3: Identify risks and assumptions
Assumptions are the statements you believe to be true about needs, solutions, and users. They can be set out as follows: Our members face problems with X. We can solve this problem by Y. A barrier we need to overcome is Z.
From here, you can work out what might go wrong and cause the project to fail. Go in with a healthy dose of skepticism and ask yourself the tough questions. What needs to go right for your solution to work?
4: Validate hypotheses
Test the assumptions you write down in the form of if-then statements, for example: If this product engages members, then we will see an increase in retention. Find the cheapest and fastest way to test these hypotheses.
This can be done through the creation of a minimum viable product (MVP) or prototype, that takes fewer resources to put together than the end goal. Present a group of stakeholders with a mock-up of the projected final product, and test their responses. The best results come not from asking people for their opinions, but from observing their behavior. People might say a product looks great, but will they buy it?
5: Measure success
When you outline what a successful project looks like, make sure your metrics for gauging this success are true indicators for the goal you are trying to achieve. Vanity metrics may deliver big numbers, such as the reach of a free publication delivered by email, but these often reflect publicity efforts more than anything else.
Innovation metrics give a picture of the true usefulness of a product or service, and relate back to your desired impact rather than usage of the solution itself. For example, retention or conversion rates indicate the value you are providing, whereas the number of people who try something once might be simply due to a marketing push.
6: Pivot or persevere
If you’re reaching the point of diminishing returns, running out of ideas to try, but nowhere near the metrics that you need to achieve your goal, make the tough call to pivot. This doesn’t always mean the project is a failure, but at least put it on the back burner for now and reconsider the solutions or even the goal.

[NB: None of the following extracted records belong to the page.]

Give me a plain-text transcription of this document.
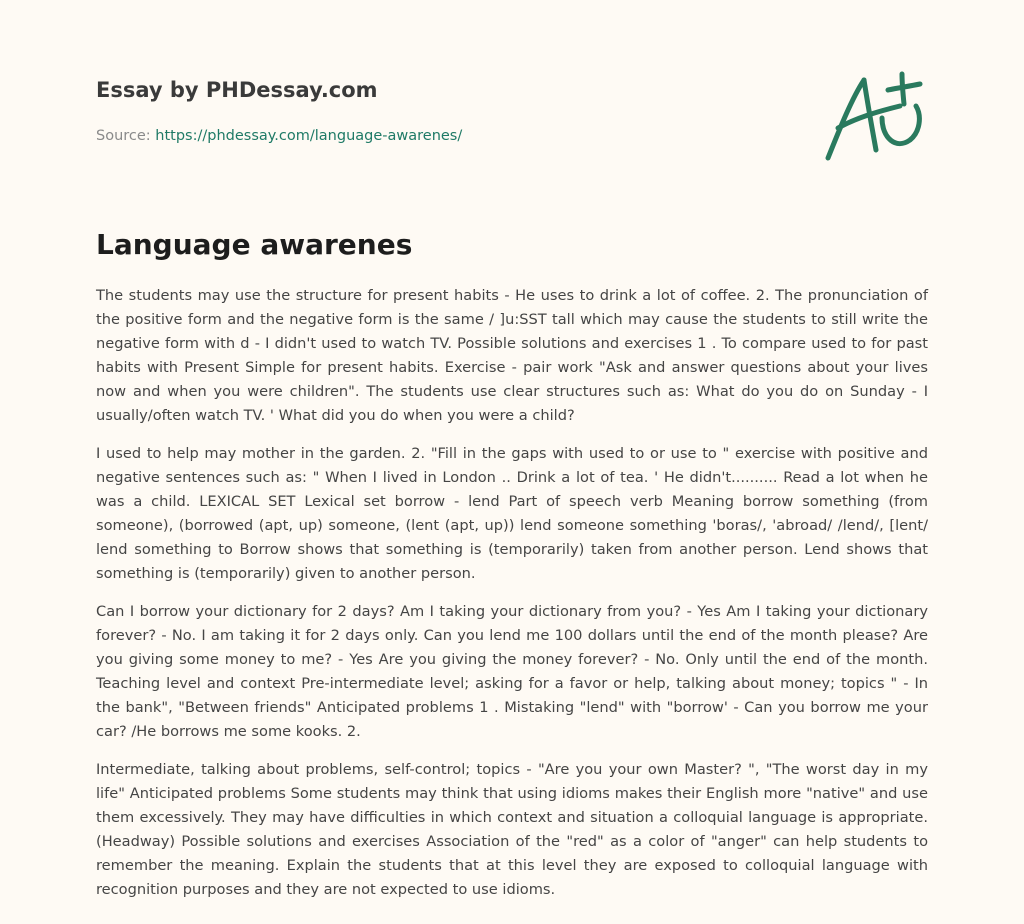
Essay by PHDessay.com
Source: https://phdessay.com/language-awarenes/
Language awarenes

The students may use the structure for present habits - He uses to drink a lot of coffee. 2. The pronunciation of the positive form and the negative form is the same / ]u:SST tall which may cause the students to still write the negative form with d - I didn't used to watch TV. Possible solutions and exercises 1 . To compare used to for past habits with Present Simple for present habits. Exercise - pair work "Ask and answer questions about your lives now and when you were children". The students use clear structures such as: What do you do on Sunday - I usually/often watch TV. ' What did you do when you were a child?

I used to help may mother in the garden. 2. "Fill in the gaps with used to or use to " exercise with positive and negative sentences such as: " When I lived in London .. Drink a lot of tea. ' He didn't.......... Read a lot when he was a child. LEXICAL SET Lexical set borrow - lend Part of speech verb Meaning borrow something (from someone), (borrowed (apt, up) someone, (lent (apt, up)) lend someone something 'boras/, 'abroad/ /lend/, [lent/ lend something to Borrow shows that something is (temporarily) taken from another person. Lend shows that something is (temporarily) given to another person.

Can I borrow your dictionary for 2 days? Am I taking your dictionary from you? - Yes Am I taking your dictionary forever? - No. I am taking it for 2 days only. Can you lend me 100 dollars until the end of the month please? Are you giving some money to me? - Yes Are you giving the money forever? - No. Only until the end of the month. Teaching level and context Pre-intermediate level; asking for a favor or help, talking about money; topics " - In the bank", "Between friends" Anticipated problems 1 . Mistaking "lend" with "borrow' - Can you borrow me your car? /He borrows me some kooks. 2.

Intermediate, talking about problems, self-control; topics - "Are you your own Master? ", "The worst day in my life" Anticipated problems Some students may think that using idioms makes their English more "native" and use them excessively. They may have difficulties in which context and situation a colloquial language is appropriate. (Headway) Possible solutions and exercises Association of the "red" as a color of "anger" can help students to remember the meaning. Explain the students that at this level they are exposed to colloquial language with recognition purposes and they are not expected to use idioms.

Finally, remember that nothing in in these lean principles is rocket science. You can start to dabble in lean thinking in lean ways, by starting out on a small project, like getting out of the building for an afternoon to talk to stakeholders about their needs. Begin by developing skills and knowledge as a team: read the book together, check out online resources like Acumen, and this whitepaper about innovating the lean way in the association industry. Good luck!